Complete Genome Sequence of Glutamicibacter sp. Strain M10, Isolated from an Arctic Permafrost Sample

ABSTRACT

Permafrost is an extremely cold ecosystem that is inhabited by microorganisms with unique biochemical properties for potential biotechnological applications. Here, we present the complete genome sequence of Glutamicibacter sp. strain M10, which was isolated from a permafrost sample that had been collected at a depth of 2 m in West Spitsbergen, Norway.

ANNOUNCEMENT

Strain M10 was isolated from the top layer of the permafrost, which in the Holocene Climate Optimum was an active topsoil layer (1). A core of permafrost sediments that had been obtained by drilling a borehole on the southern shore of Isfjorden Bay (78.09856°N, 14.23299°E; 43.0 m above sea level) was used. A suspension was prepared from the permafrost core sample; 0.4 g of the sample was suspended in 5 mL sterile 0.9% NaCl solution. Plating was performed in duplicate in Reasoner's 2A (R2A) medium (Difco, USA), by adding 100 μl of suspension to each petri dish and incubating the dishes at 5°C. To obtain a pure culture, one colony was selected and incubated in R2A broth for 48 h at 28°C. Genomic DNA was isolated using the DNeasy blood and tissue kit (Qiagen, Germany) according to the manufacturer's recommendations. The SQK-LSK109 ligation sequencing kit (Oxford Nanopore Technologies [ONT], UK) with the EXP-NBD104 native barcoding expansion 1-12 kit (ONT) was used to prepare the library according to the manufacturer’s instructions, skipping the DNA-shearing step. Long-read whole-genome sequencing was performed using a MinION sequencer with an R.9.4.1 flow cell (ONT). The reads were base called and demultiplexed using the Guppy (v3.3.0) base caller (2). There were 156,999 raw sequence reads, with an average length of 3,805 bp. Quality control of the raw reads was provided by NanoStat (v1.6.0) (3). For finding and removal of adapters from the ONT reads, Porechop (v0.2.1) (https://github.com/rrwick/Porechop) was used; the ONT reads were then assembled using Flye (v2.9) with two steps of polishing (parameter: –i 2) (4). Default parameters were used for all tools except for the Flye assembler. Two circular contigs, i.e., one chromosome of 3,529,731 bp and one plasmid of 11,885 bp, were assembled, with a total size of 3.54 Mbp and an average coverage of 168×. The quality of the assembly was evaluated with QUAST (v5.0.2) (5). The GC content was 55.64%, and the N₅₀ value was 3,529,731 bp. The circular genome was obtained by the assembler without a specific starting point for the assembled contigs and was checked by NUCmer (v4.0.0rc1) for overlaps between the start and end positions using self-alignment (6).
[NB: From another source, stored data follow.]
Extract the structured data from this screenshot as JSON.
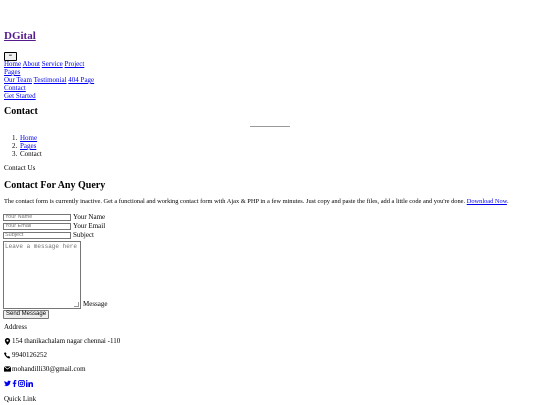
{
  "brand": "DGital",
  "menu_toggle": "≡",
  "nav": {
    "home": "Home",
    "about": "About",
    "service": "Service",
    "project": "Project",
    "pages": "Pages",
    "our_team": "Our Team",
    "testimonial": "Testimonial",
    "page_404": "404 Page",
    "contact": "Contact",
    "get_started": "Get Started"
  },
  "page_title": "Contact",
  "breadcrumb": {
    "items": [
      {
        "num": "1.",
        "label": "Home"
      },
      {
        "num": "2.",
        "label": "Pages"
      },
      {
        "num": "3.",
        "label": "Contact"
      }
    ]
  },
  "section_sub": "Contact Us",
  "section_title": "Contact For Any Query",
  "description": "The contact form is currently inactive. Get a functional and working contact form with Ajax & PHP in a few minutes. Just copy and paste the files, add a little code and you're done.",
  "download_link": "Download Now",
  "form": {
    "name_placeholder": "Your Name",
    "name_label": "Your Name",
    "email_placeholder": "Your Email",
    "email_label": "Your Email",
    "subject_placeholder": "Subject",
    "subject_label": "Subject",
    "message_placeholder": "Leave a message here",
    "message_label": "Message",
    "submit": "Send Message"
  },
  "footer": {
    "address_heading": "Address",
    "address": "154 thanikachalam nagar chennai -110",
    "phone": "9940126252",
    "email": "mohandilli30@gmail.com",
    "quick_link_heading": "Quick Link",
    "icons": [
      "map-marker-icon",
      "phone-icon",
      "envelope-icon",
      "twitter-icon",
      "facebook-icon",
      "instagram-icon",
      "linkedin-icon"
    ]
  },
  "colors": {
    "link": "#0000ee",
    "visited": "#551a8b"
  }
}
Annotation using the NCBI Prokaryotic Genome Annotation Pipeline (PGAP) (v6.3) (7) predicted 3,426 total genes, 3,065 coding sequences, and 87 RNA genes (19 rRNAs, 65 tRNAs, and 3 noncoding RNAs). To identify isolate and phylogenetic relatedness, rRNA genes were predicted using Barrnap (v0.9) (https://github.com/tseemann/barrnap). The 16S rRNA gene sequence of Glutamicibacter sp. strain M10 was closely related (99.15% identity) to that of the type strain Glutamicibacter halophytocola KLBMP 5180 (GenBank accession number CP012750.1). Average nucleotide identity values with respect to the closest type strain, G. halophytocola KLBMP 5180, were calculated using the JSpeciesWS service and showed 79.70% identity calculated based on BLAST+ and 84.61% identity calculated based on MUMmer (8, 9).

Data availability.

All data are available at GenBank under BioProject accession number PRJNA881974. The BioSample accession number is SAMN30921635. The raw MinION data can be found under SRA accession number SRR22371349, and the nucleotide accession numbers are CP104918.1 and CP104919.1.